If the spirit of the Obama administration endures anywhere, it will be in the form of a policy directive from a small office in the Department of Education. The prime example of fiercely ideological federal overreach of the Obama years, the 2011 "Dear Colleague" letter from the department's Office of the Civil Rights reinterpreted (or distorted, depending whom you ask) Title IX of the Nixon-era Higher Education Act —and made a mess of campus sexual assault policies. When it comes to straightening it all out, there may be no Trumpian overhaul sufficient to undo existing campus practices—short of a federal intervention equal and opposite the Obama administration's.

The 2011 guidance forced colleges and universities to investigate and adjudicate claims of sexual discrimination, from alleged rapes to offensive language, in on-campus tribunals according to a sub-legal preponderance of evidence standard. Education's OCR required colleges and universities to play by the government's rules or else give up government money and face the fire of a federal shame campaign. Schools complied, under financial and reputational duress, and many went harmfully overboard, following the administration's lead.

Too often students accused of a violation will not receive notice of their charge, let alone the opportunity to prepare a defense, until a disciplinary decision has been meted out by administrators acting as Title IX coordinators, who receive minimal mandatory training.

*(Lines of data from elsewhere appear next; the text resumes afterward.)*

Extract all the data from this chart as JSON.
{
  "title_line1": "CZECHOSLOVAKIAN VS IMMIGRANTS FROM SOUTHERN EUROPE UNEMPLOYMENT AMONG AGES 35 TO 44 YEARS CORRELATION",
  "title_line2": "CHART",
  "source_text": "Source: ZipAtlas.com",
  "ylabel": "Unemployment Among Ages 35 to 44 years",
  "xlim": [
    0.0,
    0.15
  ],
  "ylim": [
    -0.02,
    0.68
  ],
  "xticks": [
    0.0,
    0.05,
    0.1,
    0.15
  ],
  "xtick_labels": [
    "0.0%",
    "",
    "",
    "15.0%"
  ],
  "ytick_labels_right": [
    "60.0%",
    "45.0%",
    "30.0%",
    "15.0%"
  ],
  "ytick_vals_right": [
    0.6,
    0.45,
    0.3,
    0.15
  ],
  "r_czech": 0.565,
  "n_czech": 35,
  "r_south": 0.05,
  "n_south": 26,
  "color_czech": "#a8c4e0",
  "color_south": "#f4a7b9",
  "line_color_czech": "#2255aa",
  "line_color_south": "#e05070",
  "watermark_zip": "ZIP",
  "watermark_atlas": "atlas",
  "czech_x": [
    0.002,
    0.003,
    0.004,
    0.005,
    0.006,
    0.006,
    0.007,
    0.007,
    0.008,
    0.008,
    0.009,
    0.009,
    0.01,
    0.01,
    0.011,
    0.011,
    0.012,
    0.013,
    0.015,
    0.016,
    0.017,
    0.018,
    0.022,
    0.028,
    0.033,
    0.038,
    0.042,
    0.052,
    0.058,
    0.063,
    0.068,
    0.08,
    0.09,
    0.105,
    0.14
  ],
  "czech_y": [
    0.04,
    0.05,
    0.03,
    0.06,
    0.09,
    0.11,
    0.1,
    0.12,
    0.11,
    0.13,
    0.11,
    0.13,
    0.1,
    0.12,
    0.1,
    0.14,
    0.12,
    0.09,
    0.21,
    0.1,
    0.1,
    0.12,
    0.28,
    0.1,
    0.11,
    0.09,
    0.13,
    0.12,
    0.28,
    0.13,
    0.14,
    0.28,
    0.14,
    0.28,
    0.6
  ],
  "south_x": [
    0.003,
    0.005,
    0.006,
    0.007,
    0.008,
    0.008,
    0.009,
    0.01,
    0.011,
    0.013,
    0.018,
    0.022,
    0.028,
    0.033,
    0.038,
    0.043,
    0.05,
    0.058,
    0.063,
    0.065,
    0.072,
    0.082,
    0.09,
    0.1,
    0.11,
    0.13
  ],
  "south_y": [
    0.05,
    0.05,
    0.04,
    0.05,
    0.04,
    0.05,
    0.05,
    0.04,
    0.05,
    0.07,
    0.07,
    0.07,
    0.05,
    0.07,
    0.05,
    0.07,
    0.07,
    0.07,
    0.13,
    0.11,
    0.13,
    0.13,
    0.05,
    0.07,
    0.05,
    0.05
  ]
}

In April, Inside Higher Ed reported increasingly many accused students had been winning cases to overturn Title IX disciplinary rulings, on the grounds that they lack any semblance of a balanced process. One case at Brandeis University, a he-said-he-said between ex-boyfriends, failed sufficient notice and due process according to federal judge F. Dennis Saylor, who found, "Brandeis appears to have substantially impaired, if not eliminated, an accused student's right to a fair and impartial process."

In October, OCR itself determined that Delaware's Wesley College had denied an accused student his equal rights. (Under OCR's rules for Title IX, whatever right the complainant receives, such as counsel or calling witnesses, the accused should also have.) OCR, while well-intentioned, created a monster—and quickly lost control.